$e^{ix}$ describes a unit circle in polar coordinates on the complex plane, where x is the angle (in radians) counterclockwise of the positive real axis.
My intuition behind this is that $\frac{d}{dx}e^{ix}=i\cdot e^{ix}$. Since multiplication by i is a 90-degree rotation, we could think of $e^{ix}$ as the position vector of a particle and $\frac{d}{dx}e^{ix} = i\cdot e^{ix} $ as its velocity (x could be time). The velocity is always perpendicular to the position vector, so we have circular motion.
Hopefully I've described this well, see also
http://betterexplained.com/articles/intuitive-understanding-of-eulers-formula/ if you don't understand where I'm coming from.
What I don't understand is why you need the "e" in Euler's identity. What if it were some other constant: for example, 2? You wouldn't get a circle, but how can I visualize what it is that you would get?

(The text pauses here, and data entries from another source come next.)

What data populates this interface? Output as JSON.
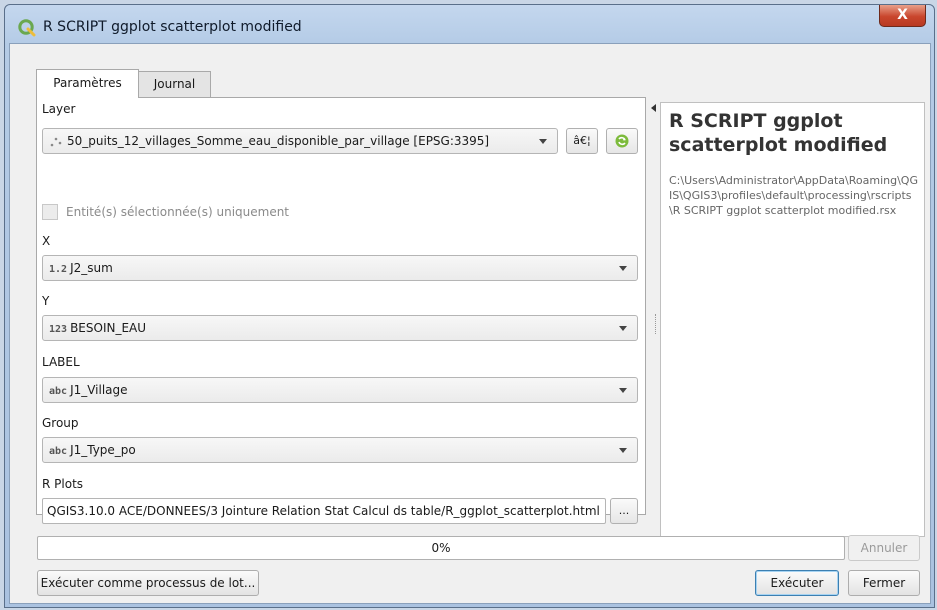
{
  "window": {
    "title": "R SCRIPT ggplot scatterplot modified",
    "close_label": "X"
  },
  "tabs": [
    {
      "label": "Paramètres",
      "active": true
    },
    {
      "label": "Journal",
      "active": false
    }
  ],
  "form": {
    "layer": {
      "label": "Layer",
      "value": "50_puits_12_villages_Somme_eau_disponible_par_village [EPSG:3395]",
      "icon": "point-layer-icon",
      "browse_label": "â€¦"
    },
    "selected_only": {
      "label": "Entité(s) sélectionnée(s) uniquement",
      "checked": false
    },
    "x": {
      "label": "X",
      "type_badge": "1.2",
      "value": "J2_sum"
    },
    "y": {
      "label": "Y",
      "type_badge": "123",
      "value": "BESOIN_EAU"
    },
    "label_field": {
      "label": "LABEL",
      "type_badge": "abc",
      "value": "J1_Village"
    },
    "group": {
      "label": "Group",
      "type_badge": "abc",
      "value": "J1_Type_po"
    },
    "r_plots": {
      "label": "R Plots",
      "value": "QGIS3.10.0 ACE/DONNEES/3 Jointure Relation Stat Calcul ds table/R_ggplot_scatterplot.html",
      "browse_label": "..."
    }
  },
  "help": {
    "title": "R SCRIPT ggplot scatterplot modified",
    "path": "C:\\Users\\Administrator\\AppData\\Roaming\\QGIS\\QGIS3\\profiles\\default\\processing\\rscripts\\R SCRIPT ggplot scatterplot modified.rsx"
  },
  "progress": {
    "text": "0%",
    "value": 0
  },
  "buttons": {
    "cancel": "Annuler",
    "batch": "Exécuter comme processus de lot...",
    "run": "Exécuter",
    "close": "Fermer"
  },
  "colors": {
    "qgis_green": "#6aa84f",
    "title_bar": "#b4cbe6",
    "close_red": "#c9462d"
  }
}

For example, what would $2^{ix}$ look like on the complex plane? I note that $2^{ix} = e^{ix\cdot ln(2)}$, and we could substitute that into Euler's identity and get $e^{ix\cdot ln(2)}=cos(x\cdot ln2) + i\cdot sin(x\cdot ln2)$.
So my question really has two related parts:
1) Why do we take e (and not some other number) to the power of ix to get a circle?
2) What would it look like if we took some other number to the power of ix? $e^{ix}$ really gives us a constant-radius spiral in three dimensions (e.g. http://www.songho.ca/math/euler/euler.html), what would $2^{ix}$ look like in complex 3d space? How could I have figured that out?
Thank you for your help.
Best Answer
Great question! Let's plot it for $2^{ix}$, with $0 \le x \le 2\pi$ (as we would with $e^{ix}$), and see what happens:
Woah, not quite a circle.
Why is this? Well, because of course our frequency is $\log 2$! For $0 \le x < 2\pi$, we don't quite make it all the way around. How far would we need to go? (It's not that hard to figure out).
To answer your first question, the reason we take $e$ is because it's the only number that jives with our notion of $2\pi$ radians in a circle.
For your second question, it means you'd get the same thing. But with a tighter/looser spiral!
Edit: Since $2\pi$ radians isn't enough to get us a full circle with $2^{ix}$, maybe we could figure out how many "log-two-dians" are necessary.
Alternatively, suppose we want to do things in degrees without an explicit conversion to radians. What would our base need to be?